Andrius Sytas

[ビリニュス 8日 ロイター] - リトアニアのナウセーダ大統領は8日、北大西洋条約機構(NATO)がバルト3国で実施してきた航空警戒(エアポリシング)任務を「防空」任務へ格上げすることで合意したと明らかにした。格上げにより、任務に当たる戦闘機パイロットには「脅威となる飛行物体」の撃墜など、より広範な権限が付与される。

NATOの航空警戒任務は、独自の戦闘機を保有していないリトアニア、ラトビア、エストニアの防空を支援するため、3カ国のNATO加盟直後の2004年に開始された。任務では、3国周辺を飛行するロシア軍機の監視や識別、必要に応じた緊急発進(スクランブル)を実施している。

ナウセーダ氏は、NATO首脳会議が開かれたトルコの首都アンカラで記者団に、従来の航空警戒任務について「平時を前提としており、戦闘機が異常事態に対応して護衛飛行を行うことで抑止効果を示すものだ」と説明。その上で「現在の安全保障環境はもはや完全な平時ではない」と述べ、任務見直しの必要性を強調した。

エストニアのツアフクナ外相もXへの投稿で、新たな任務体制によって「航空上の脅威に対して、より柔軟かつ迅速な対応が可能になる」と歓迎する姿勢を示した。

現在の任務では、ロシア西部の飛び地カリーニングラードやフィンランド湾周辺の国際空域を飛行するロシア軍機に対し、NATOの戦闘機が出動して識別・監視を行っている。

任務はロシアによるクリミア併合後の14年に拡充され、現在はNATO加盟国が交代で派遣する十数機の戦闘機が、バルト地域の2カ所の基地から運用されている。

ただ今年に入ってからは、エストニアとラトビア上空でウクライナのものとみられる漂流してきたドローン(無人機)を撃墜。
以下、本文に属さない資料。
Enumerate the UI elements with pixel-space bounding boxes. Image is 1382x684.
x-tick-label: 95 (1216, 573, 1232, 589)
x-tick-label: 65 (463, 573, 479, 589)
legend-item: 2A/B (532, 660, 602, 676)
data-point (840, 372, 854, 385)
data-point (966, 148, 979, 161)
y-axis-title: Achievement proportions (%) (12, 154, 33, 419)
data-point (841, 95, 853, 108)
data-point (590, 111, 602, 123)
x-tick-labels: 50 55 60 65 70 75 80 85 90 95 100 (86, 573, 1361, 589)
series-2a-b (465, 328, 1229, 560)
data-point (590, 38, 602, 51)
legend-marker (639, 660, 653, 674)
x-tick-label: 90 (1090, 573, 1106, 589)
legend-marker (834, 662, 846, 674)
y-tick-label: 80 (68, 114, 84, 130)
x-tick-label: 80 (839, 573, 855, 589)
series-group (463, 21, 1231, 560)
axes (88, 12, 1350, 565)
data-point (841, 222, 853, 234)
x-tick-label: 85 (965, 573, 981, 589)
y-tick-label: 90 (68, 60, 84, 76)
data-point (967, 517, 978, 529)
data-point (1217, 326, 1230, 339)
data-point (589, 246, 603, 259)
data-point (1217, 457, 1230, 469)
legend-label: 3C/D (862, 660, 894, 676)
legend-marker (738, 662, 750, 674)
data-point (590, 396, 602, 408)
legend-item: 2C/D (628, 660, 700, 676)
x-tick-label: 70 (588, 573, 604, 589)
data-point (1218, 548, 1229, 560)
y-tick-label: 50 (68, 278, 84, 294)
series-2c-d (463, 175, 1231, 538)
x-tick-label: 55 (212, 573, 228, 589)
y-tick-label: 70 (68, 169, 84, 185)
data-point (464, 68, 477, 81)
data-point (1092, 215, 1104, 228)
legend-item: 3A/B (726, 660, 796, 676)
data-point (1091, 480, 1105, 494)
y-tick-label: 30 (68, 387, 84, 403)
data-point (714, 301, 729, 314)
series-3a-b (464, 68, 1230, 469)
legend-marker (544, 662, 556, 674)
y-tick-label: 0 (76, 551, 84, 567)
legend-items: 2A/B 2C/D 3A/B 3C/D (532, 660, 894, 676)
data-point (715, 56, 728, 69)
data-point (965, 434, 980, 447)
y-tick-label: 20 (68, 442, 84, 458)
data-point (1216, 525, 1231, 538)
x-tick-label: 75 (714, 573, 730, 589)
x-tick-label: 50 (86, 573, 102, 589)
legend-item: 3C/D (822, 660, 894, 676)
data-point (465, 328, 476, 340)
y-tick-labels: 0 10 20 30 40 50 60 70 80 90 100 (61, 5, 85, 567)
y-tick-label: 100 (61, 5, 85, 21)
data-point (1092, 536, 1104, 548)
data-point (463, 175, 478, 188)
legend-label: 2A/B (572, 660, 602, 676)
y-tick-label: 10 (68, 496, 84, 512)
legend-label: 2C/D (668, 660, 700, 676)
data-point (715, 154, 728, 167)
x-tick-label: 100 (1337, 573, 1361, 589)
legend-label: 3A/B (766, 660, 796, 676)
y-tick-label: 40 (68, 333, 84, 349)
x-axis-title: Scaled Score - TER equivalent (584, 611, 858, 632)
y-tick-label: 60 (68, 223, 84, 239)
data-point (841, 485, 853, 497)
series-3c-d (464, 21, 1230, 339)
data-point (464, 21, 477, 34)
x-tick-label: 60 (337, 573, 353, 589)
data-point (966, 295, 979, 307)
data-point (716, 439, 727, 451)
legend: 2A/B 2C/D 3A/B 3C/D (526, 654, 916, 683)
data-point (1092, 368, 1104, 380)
NATOは航空警戒任務による武器使用が同盟防衛のために行われた初の事例だったと説明しており、従来の方式に疑問が投じられるかたちになった。

昨年には、エストニア当局がロシア産原油を運ぶ「影の船団」とされるタンカーの拿捕(だほ)を試みた際、ロシア軍が同船を護衛するためSu35戦闘機を派遣し、NATOの戦闘機も緊急発進する場面があったが、直接の交戦には至らなかった。